# FAQ

Common questions and troubleshooting for GO3.

## Gene not found

**Error**: `ValueError: gene "XYZ" not found`

Gene names must exactly match the `db_object_symbol` column in your GAF file (case-sensitive). Common causes:

- Using an alias or old symbol instead of the current one.
- The gene has no GO annotations in your GAF file.
- Typos or extra whitespace in the gene name.

**Fix**: open your GAF file and search for the gene symbol. GAF files use tab-separated columns; `db_object_symbol` is column 3 (0-indexed: column 2).

## Similarity is 0.0

A result of 0.0 typically means:

- The two terms are in **different namespaces** (e.g., one is BP and the other is MF). Cross-namespace terms have no common ancestor.
- One or both GO IDs are **invalid or not in the loaded ontology**.
- The terms have **no common ancestor** with IC > 0 (very rare within the same namespace).
- For gene comparisons: one or both genes have **no annotations** in the selected namespace.

**Fix**: verify that both terms/genes exist and belong to the same namespace. Use `get_term_by_id` to inspect individual terms.

## Which OBO file should I use?

Use **`go-basic.obo`** (recommended). This is the standard filtered version that contains only `is_a` and `part_of` relationships within each namespace.

The full `go.obo` includes cross-ontology links and additional relationship types that may produce unexpected similarity scores. Unless you specifically need those relationships, stick with `go-basic.obo`.

If you call `go3.load_go_terms()` without a path, GO3 downloads `go-basic.obo` automatically.

## Can I use a custom ontology?

Yes. GO3 accepts any OBO-format file. If you have a custom or domain-specific ontology in OBO format, pass its path to `load_go_terms`:

```python
go3.load_go_terms("my_custom_ontology.obo")
```

The same parsing and caching logic applies.

## How do I filter by evidence code?

GO3 automatically filters out `ND` (No biological Data) annotations and annotations with `NOT` qualifiers.
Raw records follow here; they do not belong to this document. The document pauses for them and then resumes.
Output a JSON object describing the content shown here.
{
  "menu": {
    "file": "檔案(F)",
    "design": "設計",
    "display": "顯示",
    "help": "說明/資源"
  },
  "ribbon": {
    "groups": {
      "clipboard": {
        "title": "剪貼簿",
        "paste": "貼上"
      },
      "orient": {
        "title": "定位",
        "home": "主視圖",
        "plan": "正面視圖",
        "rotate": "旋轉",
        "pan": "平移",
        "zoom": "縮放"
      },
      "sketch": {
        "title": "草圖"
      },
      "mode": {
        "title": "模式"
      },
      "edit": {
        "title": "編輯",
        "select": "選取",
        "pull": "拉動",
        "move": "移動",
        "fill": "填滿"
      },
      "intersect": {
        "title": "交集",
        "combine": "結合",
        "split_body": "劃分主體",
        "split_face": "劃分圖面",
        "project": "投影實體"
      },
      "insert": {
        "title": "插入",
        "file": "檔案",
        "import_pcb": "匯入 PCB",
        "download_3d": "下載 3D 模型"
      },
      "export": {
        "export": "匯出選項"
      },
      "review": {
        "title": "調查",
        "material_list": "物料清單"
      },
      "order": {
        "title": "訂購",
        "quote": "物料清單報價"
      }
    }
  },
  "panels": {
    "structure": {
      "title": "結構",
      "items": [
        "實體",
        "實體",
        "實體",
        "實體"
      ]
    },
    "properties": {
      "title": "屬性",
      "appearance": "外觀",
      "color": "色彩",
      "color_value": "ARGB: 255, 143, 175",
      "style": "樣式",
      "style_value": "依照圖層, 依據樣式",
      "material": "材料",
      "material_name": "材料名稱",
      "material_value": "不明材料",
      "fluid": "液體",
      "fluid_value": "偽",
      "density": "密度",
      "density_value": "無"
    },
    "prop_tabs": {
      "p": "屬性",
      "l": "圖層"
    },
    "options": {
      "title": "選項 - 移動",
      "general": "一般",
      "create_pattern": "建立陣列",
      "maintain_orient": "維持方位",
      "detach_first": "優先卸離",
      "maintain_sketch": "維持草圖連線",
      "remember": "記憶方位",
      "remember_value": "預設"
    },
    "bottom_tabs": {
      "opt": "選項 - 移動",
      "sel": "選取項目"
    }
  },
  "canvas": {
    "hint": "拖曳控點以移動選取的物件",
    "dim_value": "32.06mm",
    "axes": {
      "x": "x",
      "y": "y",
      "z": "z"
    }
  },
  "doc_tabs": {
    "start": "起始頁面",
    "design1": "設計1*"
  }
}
For stricter filtering (e.g., excluding `IEA` to use only experimentally curated annotations), pre-filter your GAF file before passing it to `load_gaf`:

```python
# Example: filter GAF to keep only experimental evidence codes
experimental_codes = {"EXP", "IDA", "IPI", "IMP", "IGI", "IEP"}

with open("goa_human.gaf") as f:
    with open("goa_human_experimental.gaf", "w") as out:
        for line in f:
            if line.startswith("!"):
                out.write(line)
                continue
            fields = line.split("\t")
            if len(fields) > 6 and fields[6] in experimental_codes:
                out.write(line)

annots = go3.load_gaf("goa_human_experimental.gaf")
```

## set_num_threads doesn't seem to help

The Rayon thread pool is **initialized once**. If you call `set_num_threads` after the pool has already been created (e.g., after a batch similarity call), the new value is ignored.

**Fix**: call `set_num_threads` at the very beginning of your script, before any batch operations:

```python
import go3
go3.set_num_threads(8)  # Must be before any batch calls

go3.load_go_terms("go-basic.obo")
annots = go3.load_gaf("goa_human.gaf")
counter = go3.build_term_counter(annots)
# Now batch calls will use 8 threads
```

## Memory usage is high

GO3 caches the ontology graph, gene-to-GO mapping, ancestor sets, DCA results, and IC values **globally in-process**. This is by design -- caching eliminates redundant computation and is the main reason GO3 is fast.

Typical memory for a human analysis (`go-basic.obo` + `goa_human.gaf`): ~100--200 MB.

If memory is a concern:

- Avoid loading multiple large GAF files in the same process.
- Reloading the ontology (`load_go_terms`) replaces the previous ontology cache.
- For very large all-vs-all analyses, consider working in batches or subsets.

## How do I reproduce results across runs?

For reproducible similarity scores:

- Pin your ontology version (use a specific `go-basic.obo` file, not auto-download).
- Pin your GAF version.
- For embeddings, set `random_state` in `tsne_genes` / `umap_genes`.

Similarity scores are deterministic given the same ontology and annotation files.